Bootstrapping allows business owners to experiment more with their
brand as there is no pressure from investors to get the product right
the first time. Bootstrapping is an attractive way to launch and run
a startup for many founders, primarily because it gives more freedom
to the founders than getting investors to invest in the company.
Bootstrapping a
business is difficult, but it is by no means impossible. With the
right amount of hard work, collaboration, and passion for your
company, it is almost easy to give up a chunk of your personal life
today for the sake of your future. Ultimately, bootstrapping is
making an investment in yourself that will pay off for your company
in the long run. Finance your own business and keep 100 percent.
Bootstrapping a startup means starting lean and without the help of
outside capital. It means continuing to fuel growth internally from
cash flow produced by the business. Bootstrapping your startup means
growing your business with little or no venture capital or outside
investment. It means relying on your own savings and revenue to
operate and expand. Bootstrapping a business is a lesson in hard work
and flexibility but ultimately it can help accelerate a company’s
success. By definition, the term bootstrapping generally refers to a
“self-starting process that is supposed to proceed without external
input.” In the world of entrepreneurship, bootstrapping a startup
refers to launching the enterprise without external funding. But for
most founders, bootstrapping a startup really means launching without
seeking venture capital, angel investors or other types of investment
capital.
The Pros of
Bootstrapping Your Startup
1) Ownership of
Your Business
As a solo
entrepreneur, bootstrapping means you can continue to own 100% of
your business. Even with a much smaller company and revenues, your
share may be worth more than if you raised money to achieve a billion
dollar valuation.
2) Control Over
Direction
As soon as you
take outside money you take on exterior pressure and responsibility
to satisfy other people’s interests. Those may be very different
from your vision. Their timeline and values can be different than
yours. There are solutions like super-voting rights that can give you
more control when raising capital. Though, if artistic direction and
control over decisions is a top priority for you, bootstrapping is
probably the way to go.
3) Keeping Your
Business
If your idea is
to keep this as a lifetime business, then bootstrapping is what you
want. Otherwise outside investors are going to put you on a clock for
achieving a sizeable exit. Normally within about 10 years.
4) Sense of
Accomplishment
For some
entrepreneurs, the ability to one day look at this venture and say “I
built that” is where they get their sense of significance.
5) Being Forced
to Build a Business Model That Really Works
If you are going
to bootstrap, you are forced to quickly build a business model which
really works and which can produce positive cash flow and profits
right away. That is a good thing. Everything else can be built on and
scaled from there. Find a model that makes money. Sounds like a
no-brainer but it needs to be said. The businesses that use the
bootstrapping model the best generate money quickly. Not all
businesses are equally ripe for bootstrapping. The most successful
bootstrapped companies have a business model that generates cash as
quickly as possible. Without any cash inflow, you will burn your
reserves before gaining any real traction. Focus on operations.

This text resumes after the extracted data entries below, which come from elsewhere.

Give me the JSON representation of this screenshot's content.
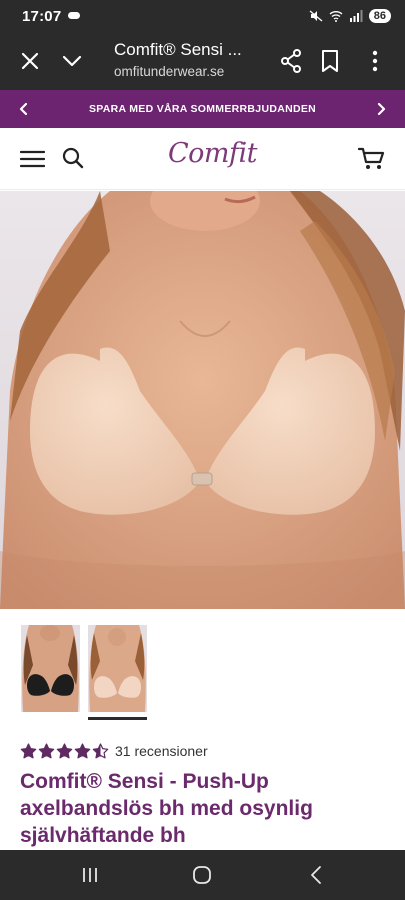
{
  "status_bar": {
    "time": "17:07",
    "battery": "86",
    "icons": [
      "cloud-icon",
      "mute-icon",
      "wifi-icon",
      "signal-icon",
      "battery-icon"
    ]
  },
  "browser": {
    "title": "Comfit® Sensi ...",
    "url": "omfitunderwear.se",
    "icons": [
      "close-icon",
      "chevron-down-icon",
      "share-icon",
      "bookmark-icon",
      "more-vert-icon"
    ]
  },
  "promo": {
    "text": "SPARA MED VÅRA SOMMERRBJUDANDEN",
    "icons": [
      "chevron-left-icon",
      "chevron-right-icon"
    ]
  },
  "header": {
    "logo_text": "Comfit",
    "icons": [
      "menu-icon",
      "search-icon",
      "cart-icon"
    ]
  },
  "product": {
    "rating": 4.5,
    "rating_color": "#5e2a61",
    "review_count": "31 recensioner",
    "title": "Comfit® Sensi - Push-Up axelbandslös bh med osynlig självhäftande bh",
    "title_color": "#6b2a6c",
    "gallery": [
      {
        "label": "black-variant",
        "selected": false
      },
      {
        "label": "nude-variant",
        "selected": true
      }
    ]
  },
  "colors": {
    "promo_bg": "#6c2370",
    "chrome_bg": "#2b2b2b",
    "brand": "#7c3a7a"
  }
}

Bootstrapping is about focusing on the nuts and bolts, about putting
all the pieces in place so you can get to where you need to be,
eventually.
This could mean
making a minimum viable product that you can introduce to the market
and even hope to bring in steady, if not high, revenue while you
continue to pilot test other ideas.
Know Your Target
Market
You might think
that you have already done the work to define those people likely to
buy what you have got to sell. However, early sales numbers should be
the jumping off point you use to make necessary adjustments.
Branding and
Marketing
Once you have
defined what your company does, what it offers and the problem it
solves, you must focus your attention on the branding and marketing
of your company.
1. When trying
to secure press mentions with media channels, carefully analyse the
publications you are targeting and ensure that they are a right fit
for your company.
2. Once you’ve
determined which channel will publish your company's story, establish
a strong relationship with a journalist who writes articles related
to your industry.
3. Remember,
media channels only publish stories that are newsworthy, so ensure
that the story you pitch to publications would interest as wide an
audience as possible.
4. Restrict your
pitch emails to two short paragraphs or less when engaging with your
media contacts to pique their interest without boring them.
5. Establish
yourself as a well of industry knowledge and an expert in your field
to increase your chances of attracting more attention from
journalists.
6. When managing
your startup’s social media account, stay active and be consistent
with your posts. Also, make your posts fun and engage with your
followers - no one likes social media posts that look like they were
written by robots.
7. Refrain from
posting only about you and your company, so make sure the bulk of
your social media content is about industry-related articles that
your audience is interested in, sprinkled with content about your
company.
8. Research your
industry to develop your startup’s unique selling propositions.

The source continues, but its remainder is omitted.